Lead screenings, to be conducted by the Johns Hopkins Bayview Hospital, will be offered to faculty and staff at the high school today during a staff development day. Testing will be offered to students later.

The lead dust, which was found in highest concentrations in the basement, apparently was uncovered by workers who are renovating the school.

"We hired a company to go in and test the entire building to find areas that dust had gotten to," Foster said. "When we had identified those areas, we sent in a cleanup crew."

Lead paint dust was found in three areas occupied by students and staff, Foster said, on two window sills and on top of one locker.

A Head Start program operated by Morgan State University had occupied space in the basement where high concentrations of lead paint were discovered during the renovation. But the area received a routine test for lead required for the certification of the Head Start program during the summer, when the program still occupied the space, and no lead was detected. It now meets in another part of the building.

Foster said the lead dust found in occupied areas of the building was not in an area used by Head Start.

Lead is a toxic metal that poses particular hazards to children younger than 6. Swallowing even tiny amounts can cause lifelong learning disabilities and behavioral problems.

"It takes the equivalent of three grains of sugar to poison a young child," said Ruth Ann Norton, executive director the Coalition to End Childhood Lead Poisoning.

About 20 parents attended a meeting at the school last night. When they emerged, some said they were unhappy that the school waited until yesterday to notify them and were dissatisfied with the school's response.

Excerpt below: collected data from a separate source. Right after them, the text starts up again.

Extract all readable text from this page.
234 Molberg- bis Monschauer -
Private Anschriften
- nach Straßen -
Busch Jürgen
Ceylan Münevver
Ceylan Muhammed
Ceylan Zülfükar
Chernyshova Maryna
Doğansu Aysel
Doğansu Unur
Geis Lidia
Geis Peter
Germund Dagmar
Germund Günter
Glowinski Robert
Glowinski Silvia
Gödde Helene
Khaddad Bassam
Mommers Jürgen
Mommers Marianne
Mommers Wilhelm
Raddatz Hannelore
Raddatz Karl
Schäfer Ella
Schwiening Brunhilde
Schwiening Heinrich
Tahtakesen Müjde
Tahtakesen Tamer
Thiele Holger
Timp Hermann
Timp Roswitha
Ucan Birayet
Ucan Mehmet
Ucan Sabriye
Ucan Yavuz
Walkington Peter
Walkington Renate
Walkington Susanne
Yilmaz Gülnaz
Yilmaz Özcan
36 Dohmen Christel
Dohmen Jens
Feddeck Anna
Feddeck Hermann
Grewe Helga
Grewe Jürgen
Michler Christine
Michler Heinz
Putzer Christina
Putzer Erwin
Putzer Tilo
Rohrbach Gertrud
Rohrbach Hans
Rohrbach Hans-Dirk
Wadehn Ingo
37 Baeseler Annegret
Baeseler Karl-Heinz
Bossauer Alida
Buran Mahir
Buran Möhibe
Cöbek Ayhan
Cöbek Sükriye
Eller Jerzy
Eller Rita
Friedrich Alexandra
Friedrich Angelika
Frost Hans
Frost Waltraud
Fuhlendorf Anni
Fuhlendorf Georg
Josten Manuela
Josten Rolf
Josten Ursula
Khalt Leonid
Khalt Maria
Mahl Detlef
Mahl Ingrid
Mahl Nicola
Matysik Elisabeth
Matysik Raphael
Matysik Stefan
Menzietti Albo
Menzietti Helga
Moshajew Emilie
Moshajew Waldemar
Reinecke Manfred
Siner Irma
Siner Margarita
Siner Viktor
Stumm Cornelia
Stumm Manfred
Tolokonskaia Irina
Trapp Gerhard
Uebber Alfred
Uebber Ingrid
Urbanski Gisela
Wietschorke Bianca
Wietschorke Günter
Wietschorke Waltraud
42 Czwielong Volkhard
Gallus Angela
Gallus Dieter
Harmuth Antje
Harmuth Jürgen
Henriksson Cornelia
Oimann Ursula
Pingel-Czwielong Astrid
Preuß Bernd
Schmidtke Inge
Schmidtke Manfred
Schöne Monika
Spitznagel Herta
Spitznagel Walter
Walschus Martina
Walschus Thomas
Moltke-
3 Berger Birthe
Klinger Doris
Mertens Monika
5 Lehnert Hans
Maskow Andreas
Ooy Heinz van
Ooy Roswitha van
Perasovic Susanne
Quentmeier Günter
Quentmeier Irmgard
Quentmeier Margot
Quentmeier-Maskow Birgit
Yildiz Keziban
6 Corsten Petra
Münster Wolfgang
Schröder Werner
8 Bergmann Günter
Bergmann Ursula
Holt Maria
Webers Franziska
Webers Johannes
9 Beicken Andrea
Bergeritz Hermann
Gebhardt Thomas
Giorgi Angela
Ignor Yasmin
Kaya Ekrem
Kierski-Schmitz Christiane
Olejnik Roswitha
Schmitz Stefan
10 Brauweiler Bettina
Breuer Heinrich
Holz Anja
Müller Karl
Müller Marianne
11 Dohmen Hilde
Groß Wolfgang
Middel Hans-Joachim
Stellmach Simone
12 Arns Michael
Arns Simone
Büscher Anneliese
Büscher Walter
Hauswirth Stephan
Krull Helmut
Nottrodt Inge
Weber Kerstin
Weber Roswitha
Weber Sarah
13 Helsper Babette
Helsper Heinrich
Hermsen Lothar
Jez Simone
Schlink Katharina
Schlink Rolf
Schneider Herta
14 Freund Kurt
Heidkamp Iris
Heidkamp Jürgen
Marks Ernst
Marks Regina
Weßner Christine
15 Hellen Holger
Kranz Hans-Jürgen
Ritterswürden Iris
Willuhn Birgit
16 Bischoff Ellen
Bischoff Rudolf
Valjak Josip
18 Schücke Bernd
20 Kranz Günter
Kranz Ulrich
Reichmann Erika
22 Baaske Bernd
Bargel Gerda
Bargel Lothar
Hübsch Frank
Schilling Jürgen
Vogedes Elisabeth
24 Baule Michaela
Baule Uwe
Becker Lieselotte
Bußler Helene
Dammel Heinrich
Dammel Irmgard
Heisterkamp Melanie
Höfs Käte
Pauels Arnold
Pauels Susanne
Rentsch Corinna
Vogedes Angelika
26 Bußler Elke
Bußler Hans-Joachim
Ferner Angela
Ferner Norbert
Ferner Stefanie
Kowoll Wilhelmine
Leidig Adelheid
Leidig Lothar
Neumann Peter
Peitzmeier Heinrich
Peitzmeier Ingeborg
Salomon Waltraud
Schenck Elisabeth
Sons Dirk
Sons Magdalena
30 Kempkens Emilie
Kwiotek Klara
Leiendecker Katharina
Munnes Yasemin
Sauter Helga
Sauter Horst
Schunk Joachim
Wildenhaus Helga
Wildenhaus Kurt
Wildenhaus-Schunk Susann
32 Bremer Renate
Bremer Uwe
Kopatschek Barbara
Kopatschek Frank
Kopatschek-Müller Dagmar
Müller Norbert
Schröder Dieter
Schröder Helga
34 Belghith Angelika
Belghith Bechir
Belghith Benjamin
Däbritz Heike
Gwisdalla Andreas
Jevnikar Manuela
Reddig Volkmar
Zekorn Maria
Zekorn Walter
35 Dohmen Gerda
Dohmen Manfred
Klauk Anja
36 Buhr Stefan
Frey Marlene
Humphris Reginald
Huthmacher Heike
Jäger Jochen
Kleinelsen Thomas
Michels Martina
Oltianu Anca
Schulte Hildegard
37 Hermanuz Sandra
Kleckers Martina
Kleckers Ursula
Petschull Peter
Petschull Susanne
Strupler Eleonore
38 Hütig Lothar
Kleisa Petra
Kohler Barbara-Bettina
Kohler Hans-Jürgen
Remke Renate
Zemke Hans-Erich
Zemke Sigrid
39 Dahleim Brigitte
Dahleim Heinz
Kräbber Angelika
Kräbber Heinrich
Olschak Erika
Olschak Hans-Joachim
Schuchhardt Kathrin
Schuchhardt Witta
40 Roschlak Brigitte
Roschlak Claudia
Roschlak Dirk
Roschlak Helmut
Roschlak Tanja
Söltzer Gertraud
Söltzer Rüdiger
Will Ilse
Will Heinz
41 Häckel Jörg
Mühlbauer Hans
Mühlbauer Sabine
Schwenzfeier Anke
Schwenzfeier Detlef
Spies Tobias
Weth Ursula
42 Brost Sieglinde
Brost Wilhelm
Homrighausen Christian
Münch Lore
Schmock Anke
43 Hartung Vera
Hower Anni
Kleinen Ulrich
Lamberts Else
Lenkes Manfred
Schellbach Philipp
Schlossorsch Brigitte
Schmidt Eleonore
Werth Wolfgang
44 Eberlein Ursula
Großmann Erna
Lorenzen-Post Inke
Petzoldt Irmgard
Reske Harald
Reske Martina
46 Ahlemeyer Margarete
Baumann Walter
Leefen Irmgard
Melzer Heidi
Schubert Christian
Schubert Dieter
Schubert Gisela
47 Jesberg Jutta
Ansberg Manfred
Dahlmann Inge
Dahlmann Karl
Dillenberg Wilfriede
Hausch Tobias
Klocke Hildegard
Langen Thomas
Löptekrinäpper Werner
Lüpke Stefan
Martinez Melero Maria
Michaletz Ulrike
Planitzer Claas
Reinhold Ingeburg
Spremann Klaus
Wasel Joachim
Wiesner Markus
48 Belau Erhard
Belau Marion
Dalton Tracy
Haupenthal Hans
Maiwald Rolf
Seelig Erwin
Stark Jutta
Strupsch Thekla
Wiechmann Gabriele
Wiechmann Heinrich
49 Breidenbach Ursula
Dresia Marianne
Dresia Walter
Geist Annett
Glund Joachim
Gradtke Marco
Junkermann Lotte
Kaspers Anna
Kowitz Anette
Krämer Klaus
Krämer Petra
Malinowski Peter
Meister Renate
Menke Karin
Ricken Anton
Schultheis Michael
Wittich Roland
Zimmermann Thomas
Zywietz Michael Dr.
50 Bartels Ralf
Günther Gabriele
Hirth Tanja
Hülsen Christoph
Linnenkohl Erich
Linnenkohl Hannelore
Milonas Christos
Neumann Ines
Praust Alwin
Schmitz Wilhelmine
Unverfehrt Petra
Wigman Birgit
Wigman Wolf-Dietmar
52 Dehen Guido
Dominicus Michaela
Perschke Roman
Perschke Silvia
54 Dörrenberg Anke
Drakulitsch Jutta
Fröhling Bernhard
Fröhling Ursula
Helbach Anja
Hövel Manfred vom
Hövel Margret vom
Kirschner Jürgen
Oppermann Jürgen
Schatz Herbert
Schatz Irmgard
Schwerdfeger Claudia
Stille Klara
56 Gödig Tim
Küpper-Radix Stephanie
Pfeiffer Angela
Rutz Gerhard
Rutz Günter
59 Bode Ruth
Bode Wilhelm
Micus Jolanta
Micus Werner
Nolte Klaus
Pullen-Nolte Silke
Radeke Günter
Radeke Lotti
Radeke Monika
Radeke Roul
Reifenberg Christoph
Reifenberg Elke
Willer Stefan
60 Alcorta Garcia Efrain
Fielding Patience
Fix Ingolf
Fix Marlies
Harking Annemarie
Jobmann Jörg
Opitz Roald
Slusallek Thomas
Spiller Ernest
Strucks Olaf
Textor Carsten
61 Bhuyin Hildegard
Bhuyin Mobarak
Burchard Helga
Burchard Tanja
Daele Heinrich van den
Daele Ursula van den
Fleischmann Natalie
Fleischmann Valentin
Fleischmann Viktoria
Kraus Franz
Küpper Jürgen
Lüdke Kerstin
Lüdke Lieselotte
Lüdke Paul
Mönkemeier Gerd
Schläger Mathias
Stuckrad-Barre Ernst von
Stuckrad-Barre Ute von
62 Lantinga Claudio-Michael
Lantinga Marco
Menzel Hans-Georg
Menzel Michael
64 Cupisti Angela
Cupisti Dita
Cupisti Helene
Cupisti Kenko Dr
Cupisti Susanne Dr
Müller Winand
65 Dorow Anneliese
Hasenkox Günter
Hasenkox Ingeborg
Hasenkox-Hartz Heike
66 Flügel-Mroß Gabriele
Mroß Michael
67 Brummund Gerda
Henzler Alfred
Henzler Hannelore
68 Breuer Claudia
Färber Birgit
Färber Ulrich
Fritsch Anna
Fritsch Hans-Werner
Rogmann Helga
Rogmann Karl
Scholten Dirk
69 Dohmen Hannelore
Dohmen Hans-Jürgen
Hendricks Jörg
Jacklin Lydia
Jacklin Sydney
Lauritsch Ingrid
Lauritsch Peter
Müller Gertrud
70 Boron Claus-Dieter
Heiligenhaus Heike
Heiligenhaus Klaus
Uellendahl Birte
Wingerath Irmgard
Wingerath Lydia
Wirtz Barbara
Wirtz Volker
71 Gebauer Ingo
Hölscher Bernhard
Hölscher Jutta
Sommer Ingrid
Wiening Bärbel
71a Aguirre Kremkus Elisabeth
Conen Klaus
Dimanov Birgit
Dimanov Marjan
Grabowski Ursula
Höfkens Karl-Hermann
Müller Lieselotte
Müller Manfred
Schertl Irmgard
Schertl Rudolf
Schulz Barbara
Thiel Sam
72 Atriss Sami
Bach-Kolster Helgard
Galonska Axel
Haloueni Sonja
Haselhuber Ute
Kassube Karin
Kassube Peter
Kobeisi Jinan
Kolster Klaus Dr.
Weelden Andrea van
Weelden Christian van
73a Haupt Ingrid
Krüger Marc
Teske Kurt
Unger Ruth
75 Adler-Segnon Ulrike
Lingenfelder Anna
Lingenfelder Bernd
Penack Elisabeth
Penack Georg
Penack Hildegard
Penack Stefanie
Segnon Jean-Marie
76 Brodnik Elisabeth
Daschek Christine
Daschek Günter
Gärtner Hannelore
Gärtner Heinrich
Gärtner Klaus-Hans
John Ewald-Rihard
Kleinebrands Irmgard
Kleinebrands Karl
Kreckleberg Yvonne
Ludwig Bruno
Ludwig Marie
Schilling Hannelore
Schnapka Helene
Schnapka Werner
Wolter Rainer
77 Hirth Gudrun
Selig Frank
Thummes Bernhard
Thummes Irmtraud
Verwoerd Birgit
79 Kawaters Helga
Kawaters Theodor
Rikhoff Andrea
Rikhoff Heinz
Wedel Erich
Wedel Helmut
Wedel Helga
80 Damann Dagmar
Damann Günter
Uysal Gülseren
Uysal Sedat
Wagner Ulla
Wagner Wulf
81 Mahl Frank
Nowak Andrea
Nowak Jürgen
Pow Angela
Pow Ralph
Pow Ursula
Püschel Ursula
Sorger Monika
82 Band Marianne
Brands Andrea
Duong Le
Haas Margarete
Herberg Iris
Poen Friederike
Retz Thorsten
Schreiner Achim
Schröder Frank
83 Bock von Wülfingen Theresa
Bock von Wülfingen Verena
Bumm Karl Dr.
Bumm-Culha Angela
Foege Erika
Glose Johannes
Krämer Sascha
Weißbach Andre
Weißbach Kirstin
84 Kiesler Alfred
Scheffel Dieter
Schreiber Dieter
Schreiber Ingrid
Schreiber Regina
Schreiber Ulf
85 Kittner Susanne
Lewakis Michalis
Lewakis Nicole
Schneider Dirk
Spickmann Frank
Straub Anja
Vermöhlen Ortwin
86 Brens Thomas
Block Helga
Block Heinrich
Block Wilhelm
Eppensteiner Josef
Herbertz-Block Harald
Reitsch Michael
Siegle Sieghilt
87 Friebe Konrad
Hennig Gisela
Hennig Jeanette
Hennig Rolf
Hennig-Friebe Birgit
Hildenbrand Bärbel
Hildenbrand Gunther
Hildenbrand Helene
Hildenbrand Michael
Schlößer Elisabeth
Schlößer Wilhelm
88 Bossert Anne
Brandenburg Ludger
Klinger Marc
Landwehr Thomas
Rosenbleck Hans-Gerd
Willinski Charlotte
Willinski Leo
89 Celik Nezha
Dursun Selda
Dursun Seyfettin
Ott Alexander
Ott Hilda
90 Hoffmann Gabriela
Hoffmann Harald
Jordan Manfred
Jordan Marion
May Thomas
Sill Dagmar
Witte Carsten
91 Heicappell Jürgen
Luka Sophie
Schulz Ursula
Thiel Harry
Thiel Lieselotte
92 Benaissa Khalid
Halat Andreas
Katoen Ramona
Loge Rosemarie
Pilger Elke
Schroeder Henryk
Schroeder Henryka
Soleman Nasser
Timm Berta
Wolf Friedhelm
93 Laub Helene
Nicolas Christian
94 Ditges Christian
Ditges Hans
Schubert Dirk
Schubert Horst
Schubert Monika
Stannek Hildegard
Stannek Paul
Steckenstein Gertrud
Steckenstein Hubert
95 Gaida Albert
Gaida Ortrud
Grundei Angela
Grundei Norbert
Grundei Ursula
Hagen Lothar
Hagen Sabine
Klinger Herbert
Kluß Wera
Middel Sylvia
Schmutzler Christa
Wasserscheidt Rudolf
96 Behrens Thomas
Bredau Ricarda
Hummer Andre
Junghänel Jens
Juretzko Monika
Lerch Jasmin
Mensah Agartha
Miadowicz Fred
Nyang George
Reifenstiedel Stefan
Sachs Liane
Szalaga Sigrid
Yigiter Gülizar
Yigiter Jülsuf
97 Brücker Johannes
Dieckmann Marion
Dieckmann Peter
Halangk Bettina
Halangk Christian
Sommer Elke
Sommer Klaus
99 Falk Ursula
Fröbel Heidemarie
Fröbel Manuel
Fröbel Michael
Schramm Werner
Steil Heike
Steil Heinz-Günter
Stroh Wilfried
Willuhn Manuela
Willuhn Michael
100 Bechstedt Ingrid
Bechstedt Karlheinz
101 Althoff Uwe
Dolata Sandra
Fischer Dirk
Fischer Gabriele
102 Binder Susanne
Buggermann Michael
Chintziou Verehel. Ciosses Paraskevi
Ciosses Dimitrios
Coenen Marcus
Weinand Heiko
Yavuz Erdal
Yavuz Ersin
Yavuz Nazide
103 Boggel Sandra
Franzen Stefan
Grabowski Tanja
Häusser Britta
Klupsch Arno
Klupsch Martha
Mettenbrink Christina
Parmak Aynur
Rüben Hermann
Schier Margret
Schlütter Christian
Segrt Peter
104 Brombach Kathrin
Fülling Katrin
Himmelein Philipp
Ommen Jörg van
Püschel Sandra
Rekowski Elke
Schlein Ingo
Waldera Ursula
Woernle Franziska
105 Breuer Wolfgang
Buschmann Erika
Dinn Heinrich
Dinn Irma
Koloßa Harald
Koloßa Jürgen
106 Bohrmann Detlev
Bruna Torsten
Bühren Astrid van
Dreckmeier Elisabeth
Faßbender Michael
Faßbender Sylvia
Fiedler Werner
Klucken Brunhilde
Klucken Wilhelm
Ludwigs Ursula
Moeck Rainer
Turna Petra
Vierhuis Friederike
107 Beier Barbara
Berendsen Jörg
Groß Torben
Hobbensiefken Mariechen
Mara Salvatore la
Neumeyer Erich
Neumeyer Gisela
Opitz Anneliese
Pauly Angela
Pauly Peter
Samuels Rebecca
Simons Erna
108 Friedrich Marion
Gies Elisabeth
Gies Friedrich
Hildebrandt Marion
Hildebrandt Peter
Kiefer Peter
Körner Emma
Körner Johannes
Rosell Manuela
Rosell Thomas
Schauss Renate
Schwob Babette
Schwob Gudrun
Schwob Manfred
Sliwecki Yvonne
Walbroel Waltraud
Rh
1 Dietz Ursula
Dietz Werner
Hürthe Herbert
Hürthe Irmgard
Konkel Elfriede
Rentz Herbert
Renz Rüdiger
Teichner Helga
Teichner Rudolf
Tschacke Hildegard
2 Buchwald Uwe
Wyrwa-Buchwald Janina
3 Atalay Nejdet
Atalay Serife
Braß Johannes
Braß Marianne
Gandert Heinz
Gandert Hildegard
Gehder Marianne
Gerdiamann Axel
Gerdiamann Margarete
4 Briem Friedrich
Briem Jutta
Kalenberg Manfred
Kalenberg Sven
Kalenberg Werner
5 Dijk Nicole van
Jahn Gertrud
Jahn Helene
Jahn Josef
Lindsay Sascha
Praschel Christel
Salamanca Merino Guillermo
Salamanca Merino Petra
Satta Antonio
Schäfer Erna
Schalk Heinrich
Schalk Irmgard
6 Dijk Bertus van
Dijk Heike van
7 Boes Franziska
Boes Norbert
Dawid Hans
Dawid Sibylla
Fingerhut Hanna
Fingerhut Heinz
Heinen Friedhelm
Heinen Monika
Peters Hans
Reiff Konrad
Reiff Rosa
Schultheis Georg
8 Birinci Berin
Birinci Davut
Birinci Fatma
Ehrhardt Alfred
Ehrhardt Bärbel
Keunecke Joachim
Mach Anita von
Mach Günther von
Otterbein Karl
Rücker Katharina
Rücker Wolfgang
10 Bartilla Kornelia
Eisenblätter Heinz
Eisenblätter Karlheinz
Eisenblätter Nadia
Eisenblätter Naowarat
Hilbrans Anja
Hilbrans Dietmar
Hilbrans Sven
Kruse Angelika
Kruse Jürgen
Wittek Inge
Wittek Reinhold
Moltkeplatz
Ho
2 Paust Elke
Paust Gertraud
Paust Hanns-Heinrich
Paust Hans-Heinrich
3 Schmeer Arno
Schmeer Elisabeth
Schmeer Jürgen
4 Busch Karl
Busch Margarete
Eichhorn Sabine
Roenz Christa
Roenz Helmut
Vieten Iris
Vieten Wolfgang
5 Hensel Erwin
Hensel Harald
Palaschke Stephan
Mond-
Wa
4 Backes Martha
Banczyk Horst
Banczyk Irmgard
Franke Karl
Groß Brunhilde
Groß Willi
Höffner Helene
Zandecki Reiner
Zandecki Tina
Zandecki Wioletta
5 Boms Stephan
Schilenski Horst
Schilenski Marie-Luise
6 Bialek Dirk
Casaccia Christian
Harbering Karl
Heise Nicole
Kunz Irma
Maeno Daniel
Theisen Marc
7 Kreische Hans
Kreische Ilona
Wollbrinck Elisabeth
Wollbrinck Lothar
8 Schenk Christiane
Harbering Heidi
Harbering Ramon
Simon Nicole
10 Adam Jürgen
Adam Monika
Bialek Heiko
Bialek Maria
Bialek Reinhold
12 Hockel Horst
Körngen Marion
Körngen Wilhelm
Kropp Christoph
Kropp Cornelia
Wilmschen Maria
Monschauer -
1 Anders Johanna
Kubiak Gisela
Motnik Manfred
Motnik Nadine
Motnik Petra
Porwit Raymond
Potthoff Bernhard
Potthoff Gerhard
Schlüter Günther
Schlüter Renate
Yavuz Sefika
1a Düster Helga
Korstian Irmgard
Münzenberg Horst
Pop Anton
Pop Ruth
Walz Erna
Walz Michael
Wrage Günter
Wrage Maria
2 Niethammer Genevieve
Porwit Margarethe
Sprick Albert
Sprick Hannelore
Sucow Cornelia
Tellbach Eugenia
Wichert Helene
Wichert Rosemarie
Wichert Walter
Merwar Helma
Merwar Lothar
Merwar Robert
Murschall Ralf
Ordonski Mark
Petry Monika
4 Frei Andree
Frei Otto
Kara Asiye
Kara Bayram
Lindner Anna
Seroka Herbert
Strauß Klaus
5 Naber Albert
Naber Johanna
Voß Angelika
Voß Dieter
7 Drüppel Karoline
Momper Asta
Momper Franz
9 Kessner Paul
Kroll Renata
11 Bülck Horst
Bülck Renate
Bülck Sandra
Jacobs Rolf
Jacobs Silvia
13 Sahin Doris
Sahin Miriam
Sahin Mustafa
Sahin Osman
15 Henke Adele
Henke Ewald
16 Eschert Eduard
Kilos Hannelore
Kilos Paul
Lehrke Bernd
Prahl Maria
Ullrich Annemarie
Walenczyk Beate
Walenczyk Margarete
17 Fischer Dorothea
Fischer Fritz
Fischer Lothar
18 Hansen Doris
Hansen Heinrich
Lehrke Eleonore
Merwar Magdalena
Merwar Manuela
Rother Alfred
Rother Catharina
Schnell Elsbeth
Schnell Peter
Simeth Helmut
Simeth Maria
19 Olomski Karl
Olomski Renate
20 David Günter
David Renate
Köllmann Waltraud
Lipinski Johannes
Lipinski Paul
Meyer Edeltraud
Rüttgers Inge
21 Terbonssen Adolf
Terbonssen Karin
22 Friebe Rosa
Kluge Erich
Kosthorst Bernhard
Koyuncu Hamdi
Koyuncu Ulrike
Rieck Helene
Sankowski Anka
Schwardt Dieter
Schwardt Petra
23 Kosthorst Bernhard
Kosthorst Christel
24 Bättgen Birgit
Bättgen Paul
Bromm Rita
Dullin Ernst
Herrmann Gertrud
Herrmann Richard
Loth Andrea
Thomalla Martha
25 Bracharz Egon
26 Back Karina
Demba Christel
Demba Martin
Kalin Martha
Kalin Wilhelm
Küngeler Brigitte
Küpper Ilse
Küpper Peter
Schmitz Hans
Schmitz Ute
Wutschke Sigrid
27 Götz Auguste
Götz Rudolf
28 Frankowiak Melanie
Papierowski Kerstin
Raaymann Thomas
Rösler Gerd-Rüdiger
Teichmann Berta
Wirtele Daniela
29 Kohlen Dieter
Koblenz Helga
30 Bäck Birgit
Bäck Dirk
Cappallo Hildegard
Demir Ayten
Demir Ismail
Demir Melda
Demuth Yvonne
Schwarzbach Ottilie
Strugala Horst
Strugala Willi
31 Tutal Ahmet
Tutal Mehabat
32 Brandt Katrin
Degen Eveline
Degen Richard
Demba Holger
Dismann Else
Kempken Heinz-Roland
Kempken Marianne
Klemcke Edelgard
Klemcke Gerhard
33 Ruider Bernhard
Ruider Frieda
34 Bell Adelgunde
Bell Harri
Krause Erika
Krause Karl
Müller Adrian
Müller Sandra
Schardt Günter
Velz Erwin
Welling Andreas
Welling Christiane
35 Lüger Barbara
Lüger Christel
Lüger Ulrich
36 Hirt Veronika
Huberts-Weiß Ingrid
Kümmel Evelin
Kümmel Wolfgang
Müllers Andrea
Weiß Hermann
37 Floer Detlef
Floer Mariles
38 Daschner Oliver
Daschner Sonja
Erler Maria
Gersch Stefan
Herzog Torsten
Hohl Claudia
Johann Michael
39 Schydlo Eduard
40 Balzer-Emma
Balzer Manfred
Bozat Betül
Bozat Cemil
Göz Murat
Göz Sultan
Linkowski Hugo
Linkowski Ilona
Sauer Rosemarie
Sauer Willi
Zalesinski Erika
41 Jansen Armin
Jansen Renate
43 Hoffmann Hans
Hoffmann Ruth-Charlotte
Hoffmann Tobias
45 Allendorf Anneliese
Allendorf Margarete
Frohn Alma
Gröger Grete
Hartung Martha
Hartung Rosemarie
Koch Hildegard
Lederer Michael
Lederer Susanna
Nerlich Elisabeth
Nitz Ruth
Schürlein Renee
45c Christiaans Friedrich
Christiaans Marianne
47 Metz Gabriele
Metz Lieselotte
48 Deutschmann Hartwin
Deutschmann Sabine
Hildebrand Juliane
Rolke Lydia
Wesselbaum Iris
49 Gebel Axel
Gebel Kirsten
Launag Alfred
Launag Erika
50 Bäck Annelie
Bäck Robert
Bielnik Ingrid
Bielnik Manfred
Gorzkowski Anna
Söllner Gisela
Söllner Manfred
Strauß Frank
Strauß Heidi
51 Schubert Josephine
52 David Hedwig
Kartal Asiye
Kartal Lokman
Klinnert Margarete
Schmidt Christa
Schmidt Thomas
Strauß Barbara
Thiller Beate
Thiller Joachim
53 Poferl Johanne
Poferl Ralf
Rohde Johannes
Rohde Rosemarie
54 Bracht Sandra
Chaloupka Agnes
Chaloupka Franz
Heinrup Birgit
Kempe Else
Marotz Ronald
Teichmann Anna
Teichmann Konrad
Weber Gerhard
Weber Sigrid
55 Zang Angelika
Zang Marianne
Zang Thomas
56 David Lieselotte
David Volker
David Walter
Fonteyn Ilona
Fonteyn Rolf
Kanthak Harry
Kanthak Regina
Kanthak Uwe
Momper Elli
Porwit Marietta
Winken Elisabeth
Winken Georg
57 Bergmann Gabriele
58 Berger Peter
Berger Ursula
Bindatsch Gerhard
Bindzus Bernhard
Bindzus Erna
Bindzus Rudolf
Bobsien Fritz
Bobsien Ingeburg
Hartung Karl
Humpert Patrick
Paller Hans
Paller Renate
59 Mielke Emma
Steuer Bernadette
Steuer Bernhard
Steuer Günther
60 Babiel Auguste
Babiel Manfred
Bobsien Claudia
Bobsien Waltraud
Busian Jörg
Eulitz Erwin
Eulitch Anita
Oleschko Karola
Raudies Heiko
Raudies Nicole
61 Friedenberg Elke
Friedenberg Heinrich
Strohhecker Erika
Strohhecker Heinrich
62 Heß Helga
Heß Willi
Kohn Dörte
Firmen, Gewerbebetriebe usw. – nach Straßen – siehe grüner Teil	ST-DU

"If they have lead inside this building, it should be closed," said Deborah Bee, who has a 17-year-old daughter at the school. "They need to close the school down until they get the problem straightened out."

Goldie Sinclair, whose 4-year-old granddaughter is enrolled in the Head Start program, said she would not wait for the school to provide a blood test. "I'm calling her doctor first thing in the morning," she said.

The renovations continue in the building during the day with the construction area sealed off from the rest of the school, Foster said. Cleanup crews have finished lead abatement on the floors above ground and are continuing the process at night in the basement.